Département de l’information :

M. Andreï Poskakoukhine, premier secrétaire de la Cour, chef du département (+31 (0)70 302 2336)
M. Boris Heim, attaché d’information (+31 (0)70 302 2337)
Mme Joanne Moore, attachée d’information adjointe (+31 (0)70 302 2394)
Mme Genoveva Madurga, assistante administrative (+31 (0)70 302 2396) o
Annexe au communiqué de presse n 2013/18

Opinion dissidente de M. le juge Cançado Trindade

1. Dans son opinion dissidente, composée de douze parties, le juge Cançado Trindade
déclare n’être pas en mesure de s’associer à la décision prise par la majorité de la Cour (au premier
point du dispositif de son ordonnance) de ne pas indiquer de nouvelles mesures conservatoires dans
le cas d’espèce, le raisonnement et la décision de la majorité étant selon lui «entachés d’une
incohérence foncière» : en effet, bien que la Cour reconnaisse qu’un changement est intervenu dans

la situation, elle n’en tire aucune conséquence, au motif que «les conditions ne sont pas réunies»
pour qu’elle modifie les mesures indiquées dans son ordonnance du 8 mars 2011. Se bornant à
réaffirmer les mesures conservatoires précédemment indiquées, elle exprime pourtant sa
«préoccupation» quant à la nouvelle situation créée dans le territoire litigieux, où se trouvent non
plus des agents (qu’ils soient civils, de police ou de sécurité), mais des «groupes organisés» de
personnes, ou certaines «personnes privées».

2. Le juge Cançado Trindade estime au contraire que le changement intervenu dans les
circonstances entourant les présentes affaires (qui ont fait l’objet d’une jonction), lesquelles
opposent le Costa Rica au Nicaragua et inversement et ont respectivement trait à Certaines activités
menées par le Nicaragua dans la région frontalière et à la Construction d’une route au Costa Rica le
long du fleuve San Juan, imposait à la Cour, eu égard aux dispositions pertinentes de son
instrument constitutif (article 41 du Statut) et de son Règlement (paragraphe 1 de l’article 76)

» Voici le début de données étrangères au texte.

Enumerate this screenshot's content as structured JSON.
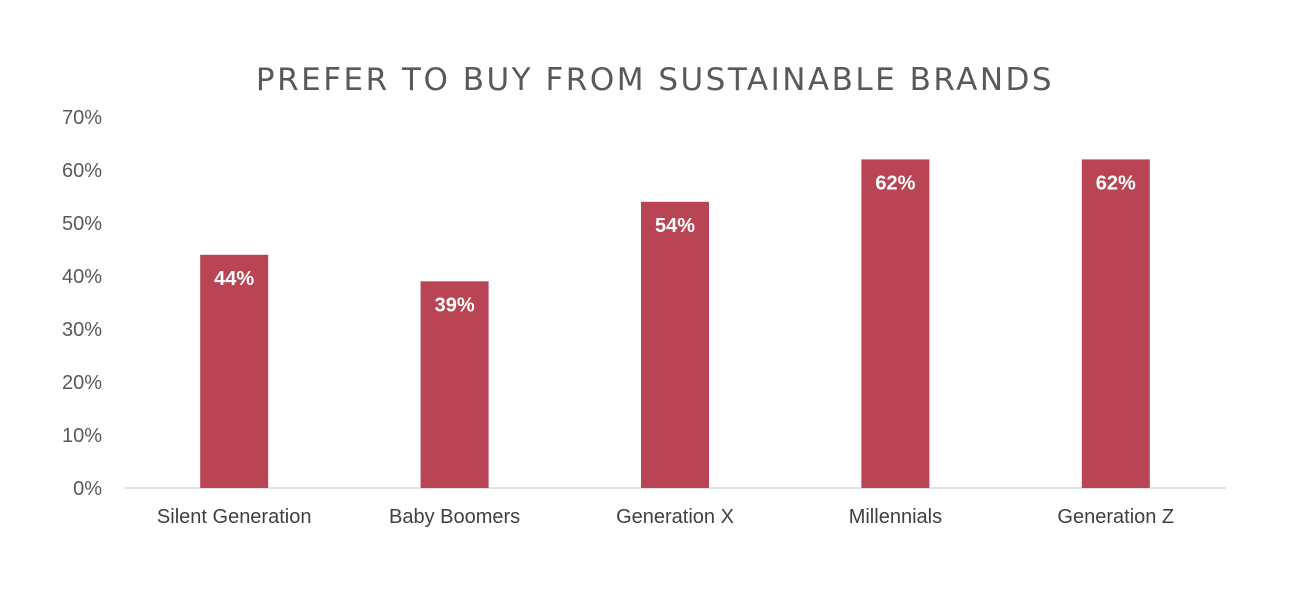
{
  "chart_data": {
    "type": "bar",
    "title": "PREFER TO BUY FROM SUSTAINABLE BRANDS",
    "xlabel": "",
    "ylabel": "",
    "categories": [
      "Silent Generation",
      "Baby Boomers",
      "Generation X",
      "Millennials",
      "Generation Z"
    ],
    "values": [
      44,
      39,
      54,
      62,
      62
    ],
    "data_labels": [
      "44%",
      "39%",
      "54%",
      "62%",
      "62%"
    ],
    "ylim": [
      0,
      70
    ],
    "yticks": [
      0,
      10,
      20,
      30,
      40,
      50,
      60,
      70
    ],
    "ytick_labels": [
      "0%",
      "10%",
      "20%",
      "30%",
      "40%",
      "50%",
      "60%",
      "70%"
    ],
    "grid": false,
    "legend": "none",
    "bar_color": "#b94454"
  }
}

d’exercer son pouvoir d’indiquer de nouvelles mesures conservatoires afin de répondre à cette
nouvelle situation, qui revêt un caractère d’urgence et comporte un risque de préjudice irréparable
sous la forme d’une atteinte à l’intégrité physique ou à la vie des personnes séjournant dans le
territoire litigieux.

3. Le juge Cançado Trindade se sent donc astreint, et tient, à exposer les fondements de sa
position personnelle sur la question. Les réflexions développées dans son opinion dissidente ont

trait, comme il est indiqué dans la première partie, à des considérations d’ordre factuel et juridique.
Le juge Cançado Trindade rappelle tout d’abord les nouvelles demandes déposées de manière
concomitante par le Costa Rica et le Nicaragua en vue d’obtenir l’indication de mesures
conservatoires supplémentaires, ainsi que les arguments avancés par l’un et par l’autre dans leurs
demandes respectives pour justifier une telle extension des mesures initiales (deuxième partie).
Après avoir relaté les trois missions techniques menées sur les lieux en application de la convention
de Ramsar de 1971 (troisième partie), le juge Cançado Trindade examine les critères relatifs au

caractère d’urgence et au risque ou à la probabilité qu’un préjudice soit causé (sous la forme d’une
atteinte à l’intégrité physique ou à la vie des personnes séjournant dans le territoire
litigieux cinquième partie), puis livre son appréciation générale de la demande du Costa Rica
(quatrième partie) et de celle du Nicaragua (sixième partie).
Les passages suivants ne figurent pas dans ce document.